Alors que Stephen Harper dit vouloir garder le cap sur la croissance de l'économie, le Québec perd son dernier ministre qui détenait un portefeuille strictement économique.

Avec le remaniement ministériel à Ottawa, l'ex-lieutenant du premier ministre pour la province, Christian Paradis, est dépouillé du portefeuille de l'Industrie, héritant plutôt de celui du Développement international.

Ce faisant, le dernier ministère économique qui était aux mains d'un Québécois passe au Britanno-Colombien James Moore.

La situation inquiète notamment le Conseil du patronat du Québec, qui s'est dit préoccupé par «la perte potentielle d'influence stratégique des élus du Québec.»

De façon générale, le Québec ne gagne pas vraiment de terrain à la table des ministres avec ce remaniement.

La plus grosse promotion revient à Steven Blaney, qui quitte le ministère des Anciens combattants pour celui de la Sécurité publique et de la Protection civile.

Quant au nouveau lieutenant québécois, Denis Lebel, il perd le ministère des Transports, un peu plus d'une semaine après le déraillement tragique de Lac-Mégantic, pour être remplacé par l'Ontarienne Lisa Raitt, pourtant très peu habile en français. M. Lebel garde toutefois la direction des Infrastructures et des Collectivités, tout comme celle de l'Agence de développement économique du Canada pour les régions du Québec. Il conserve par ailleurs le portefeuille des Affaires intergouvernementales, qui avait abouti sur son bureau après la démission de Peter Penashue.

Alors que les rumeurs couraient à l'effet que Maxime Bernier allait prendre du galon, son rôle demeure modeste. Il conserve son poste de ministre d'État à la Petite entreprise et au Tourisme, auquel s'ajoute celui de ministre d'État à l'Agriculture.

Jacques Gourde, de Lotbinière-Chutes-de-la-Chaudière, est le seul des cinq élus conservateurs québécois, à ne pas faire partie du conseil des ministres.

Nouveau lieutenant

En changeant son homme fort au Québec, M. Harper tente de faire meilleure figure dans la province, où les intentions de vote pour les conservateurs sont sous la barre des 10%. En point de presse, le chef conservateur a toutefois insisté sur le fait que les responsabilités régionales s'harmonisaient davantage avec le rôle de M. Lebel.

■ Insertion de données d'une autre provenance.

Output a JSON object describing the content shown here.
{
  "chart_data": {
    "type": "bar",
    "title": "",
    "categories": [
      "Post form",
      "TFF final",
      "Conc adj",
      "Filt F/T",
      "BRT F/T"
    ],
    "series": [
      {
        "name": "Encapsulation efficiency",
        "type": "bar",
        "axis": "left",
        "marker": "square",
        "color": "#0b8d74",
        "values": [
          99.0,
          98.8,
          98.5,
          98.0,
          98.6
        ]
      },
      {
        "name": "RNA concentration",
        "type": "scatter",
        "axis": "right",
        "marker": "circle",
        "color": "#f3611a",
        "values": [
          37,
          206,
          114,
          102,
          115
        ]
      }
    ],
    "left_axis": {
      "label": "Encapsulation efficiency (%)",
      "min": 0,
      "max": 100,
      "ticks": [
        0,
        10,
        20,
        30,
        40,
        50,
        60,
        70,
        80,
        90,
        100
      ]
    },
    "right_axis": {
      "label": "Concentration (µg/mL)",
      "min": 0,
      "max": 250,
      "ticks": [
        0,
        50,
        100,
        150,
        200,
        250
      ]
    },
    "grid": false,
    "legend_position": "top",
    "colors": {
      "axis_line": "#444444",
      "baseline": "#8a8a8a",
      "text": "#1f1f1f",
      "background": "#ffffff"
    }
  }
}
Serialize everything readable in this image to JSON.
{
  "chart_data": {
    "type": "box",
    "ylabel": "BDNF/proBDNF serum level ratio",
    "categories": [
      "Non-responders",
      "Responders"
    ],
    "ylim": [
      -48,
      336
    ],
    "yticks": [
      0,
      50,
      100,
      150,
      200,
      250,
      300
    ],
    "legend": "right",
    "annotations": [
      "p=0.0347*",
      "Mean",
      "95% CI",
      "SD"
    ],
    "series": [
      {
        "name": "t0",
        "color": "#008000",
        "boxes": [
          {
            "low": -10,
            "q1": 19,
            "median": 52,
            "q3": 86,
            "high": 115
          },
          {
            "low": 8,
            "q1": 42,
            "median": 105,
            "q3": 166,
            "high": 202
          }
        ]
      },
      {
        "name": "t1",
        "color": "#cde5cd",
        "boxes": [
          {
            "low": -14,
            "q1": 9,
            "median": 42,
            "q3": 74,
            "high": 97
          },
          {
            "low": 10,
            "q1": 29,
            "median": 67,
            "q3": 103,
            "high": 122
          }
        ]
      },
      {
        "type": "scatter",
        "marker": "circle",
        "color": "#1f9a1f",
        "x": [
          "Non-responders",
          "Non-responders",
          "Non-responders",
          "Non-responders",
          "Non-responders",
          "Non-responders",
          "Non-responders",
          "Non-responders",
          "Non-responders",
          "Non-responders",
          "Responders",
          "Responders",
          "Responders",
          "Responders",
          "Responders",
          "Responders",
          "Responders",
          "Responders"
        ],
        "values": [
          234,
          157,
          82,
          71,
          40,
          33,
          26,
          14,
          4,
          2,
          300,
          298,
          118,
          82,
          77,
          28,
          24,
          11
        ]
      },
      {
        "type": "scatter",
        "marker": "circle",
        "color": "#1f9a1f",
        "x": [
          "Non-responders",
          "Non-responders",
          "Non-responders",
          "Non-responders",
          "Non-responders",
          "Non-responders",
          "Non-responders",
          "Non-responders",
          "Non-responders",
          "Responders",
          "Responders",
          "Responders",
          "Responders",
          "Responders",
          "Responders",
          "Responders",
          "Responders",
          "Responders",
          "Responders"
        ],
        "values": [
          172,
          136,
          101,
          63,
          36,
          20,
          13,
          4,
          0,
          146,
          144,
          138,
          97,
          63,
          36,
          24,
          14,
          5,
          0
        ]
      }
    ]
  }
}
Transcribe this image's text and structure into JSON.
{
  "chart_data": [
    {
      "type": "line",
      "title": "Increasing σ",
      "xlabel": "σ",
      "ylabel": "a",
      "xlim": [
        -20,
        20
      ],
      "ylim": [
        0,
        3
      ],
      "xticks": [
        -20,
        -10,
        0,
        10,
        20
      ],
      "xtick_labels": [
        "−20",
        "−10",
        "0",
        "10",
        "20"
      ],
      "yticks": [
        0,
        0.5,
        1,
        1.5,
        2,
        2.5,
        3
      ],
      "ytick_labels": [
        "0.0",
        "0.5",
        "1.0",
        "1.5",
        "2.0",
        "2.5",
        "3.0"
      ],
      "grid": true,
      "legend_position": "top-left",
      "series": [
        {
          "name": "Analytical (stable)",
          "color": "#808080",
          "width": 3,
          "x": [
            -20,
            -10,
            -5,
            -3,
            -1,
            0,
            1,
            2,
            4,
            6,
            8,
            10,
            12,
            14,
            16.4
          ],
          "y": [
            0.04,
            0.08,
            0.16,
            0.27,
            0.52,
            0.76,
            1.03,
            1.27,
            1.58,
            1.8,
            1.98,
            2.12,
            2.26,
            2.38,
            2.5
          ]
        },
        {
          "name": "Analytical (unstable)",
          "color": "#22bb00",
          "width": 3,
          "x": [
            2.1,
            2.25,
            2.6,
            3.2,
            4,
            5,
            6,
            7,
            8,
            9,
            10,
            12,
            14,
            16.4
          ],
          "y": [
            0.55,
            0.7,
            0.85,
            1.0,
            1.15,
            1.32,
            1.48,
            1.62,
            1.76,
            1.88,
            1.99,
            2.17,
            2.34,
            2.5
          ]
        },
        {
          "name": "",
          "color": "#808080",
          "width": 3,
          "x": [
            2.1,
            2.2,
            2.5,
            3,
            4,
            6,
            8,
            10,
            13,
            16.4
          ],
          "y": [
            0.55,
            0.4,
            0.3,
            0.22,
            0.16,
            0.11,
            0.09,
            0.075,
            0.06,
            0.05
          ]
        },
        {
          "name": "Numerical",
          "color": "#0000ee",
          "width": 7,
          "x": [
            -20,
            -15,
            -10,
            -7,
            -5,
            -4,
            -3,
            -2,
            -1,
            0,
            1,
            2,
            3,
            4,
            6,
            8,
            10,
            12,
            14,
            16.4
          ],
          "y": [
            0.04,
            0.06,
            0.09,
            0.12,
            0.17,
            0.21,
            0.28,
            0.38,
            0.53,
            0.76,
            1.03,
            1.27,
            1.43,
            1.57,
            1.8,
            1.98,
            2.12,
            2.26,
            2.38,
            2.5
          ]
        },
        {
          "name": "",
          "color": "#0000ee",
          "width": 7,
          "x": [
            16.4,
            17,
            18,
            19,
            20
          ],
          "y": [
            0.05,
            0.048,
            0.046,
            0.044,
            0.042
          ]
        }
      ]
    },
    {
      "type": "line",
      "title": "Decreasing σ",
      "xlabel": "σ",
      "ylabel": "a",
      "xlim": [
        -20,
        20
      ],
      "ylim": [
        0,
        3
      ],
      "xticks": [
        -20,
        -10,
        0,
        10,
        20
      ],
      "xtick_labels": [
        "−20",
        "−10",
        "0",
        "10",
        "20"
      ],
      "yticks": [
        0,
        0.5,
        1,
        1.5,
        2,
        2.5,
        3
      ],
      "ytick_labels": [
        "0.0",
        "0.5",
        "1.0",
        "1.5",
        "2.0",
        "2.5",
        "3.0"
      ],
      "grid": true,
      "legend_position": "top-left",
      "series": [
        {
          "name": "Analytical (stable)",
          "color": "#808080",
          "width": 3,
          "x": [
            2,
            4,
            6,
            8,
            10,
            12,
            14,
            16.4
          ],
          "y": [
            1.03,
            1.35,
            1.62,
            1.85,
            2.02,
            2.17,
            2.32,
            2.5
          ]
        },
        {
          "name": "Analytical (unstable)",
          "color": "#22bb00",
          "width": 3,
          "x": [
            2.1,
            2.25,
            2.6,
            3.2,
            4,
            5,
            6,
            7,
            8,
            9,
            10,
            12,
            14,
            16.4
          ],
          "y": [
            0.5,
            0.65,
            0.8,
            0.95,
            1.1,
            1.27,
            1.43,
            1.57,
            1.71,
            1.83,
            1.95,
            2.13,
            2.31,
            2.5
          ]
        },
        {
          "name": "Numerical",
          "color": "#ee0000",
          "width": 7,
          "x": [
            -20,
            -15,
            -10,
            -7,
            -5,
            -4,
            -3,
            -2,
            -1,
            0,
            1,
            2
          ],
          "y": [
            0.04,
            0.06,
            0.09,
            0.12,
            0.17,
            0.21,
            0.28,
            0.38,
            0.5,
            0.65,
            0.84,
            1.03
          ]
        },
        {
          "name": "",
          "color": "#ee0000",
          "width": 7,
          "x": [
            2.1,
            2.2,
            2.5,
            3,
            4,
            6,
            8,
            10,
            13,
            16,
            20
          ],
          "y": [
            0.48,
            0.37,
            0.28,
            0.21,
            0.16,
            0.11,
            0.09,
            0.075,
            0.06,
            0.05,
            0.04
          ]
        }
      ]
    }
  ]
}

«Nous avons une petite équipe au Québec. Nous espérons augmenter cette équipe la prochaine fois, mais pour maintenant, nous avons besoin de tous nos ministres, tous nos députés, en travaillant ensemble, pour (faire) avancer nos aspirations au Québec», a-t-il indiqué.

M. Lebel a quant à lui signalé qu'il allait tenter de gagner le coeur des Québécois en misant sur le bilan économique du gouvernement Harper.

«Je sais que le travail va être énorme, mais il est clair qu'on va faire valoir les points importants qu'on fait (...). L'économie n'est pas plus facile au Québec qu'ailleurs», a-t-il noté.

Le nouveau lieutenant ne s'inquiète pas outre mesure de voir Christian Paradis perdre le ministère de l'Industrie et il assure que lui-même jouera un rôle «passablement» économique.

«On n'a pas privilégié une région du pays par rapport à une autre dans le passé, on va continuer à bien travailler avec toutes les régions du pays, bien sûr, incluant le Québec.»

Mais l'opposition à une vision bien différente du message envoyé par M. Harper avec son remaniement.

«Si j'étais dans l'industrie aérospatiale au Québec ou si j'étais un entrepreneur québécois, je verrais que M. Harper n'est pas beaucoup intéressé aux différences régionales de l'économie canadienne», a soutenu le député libéral Dominic LeBlanc.

Il s'étonne du fait que les deux ministres qu'il considérait parmi les plus ouverts aux propositions de l'opposition - M. Paradis et Lebel - aient en quelque sorte subi une rétrogradation.

«Peut-être que M. Harper ne veut pas du tout valoriser ce genre d'ouverture-là ou ce genre de collégialité-là», a-t-il supposé.

Au Nouveau Parti démocratique (NPD), on se désole aussi que le Québec voit le ministère de l'Industrie lui échapper.

«Christian Paradis a une conception de l'éthique très élastique. Pas étonnant qu'il perde l'Industrie, et aussi son titre de ministre responsable du Québec. Il aurait cependant été juste que ce portefeuille important revienne à un Québécois», a signalé la députée néo-démocrate Rosane Doré Lefebvre.

Le chef du Bloc québécois, Daniel Paillé, croit de son côté que les changements apportés lundi se traduiront par une perte de pouvoir des Québécois au cabinet.

«Les Québécois qui sont renommés à différentes tâches au sein du conseil des ministres reculent (...). Donc leur influence au sein du Canada sera moindre», a-t-il insisté.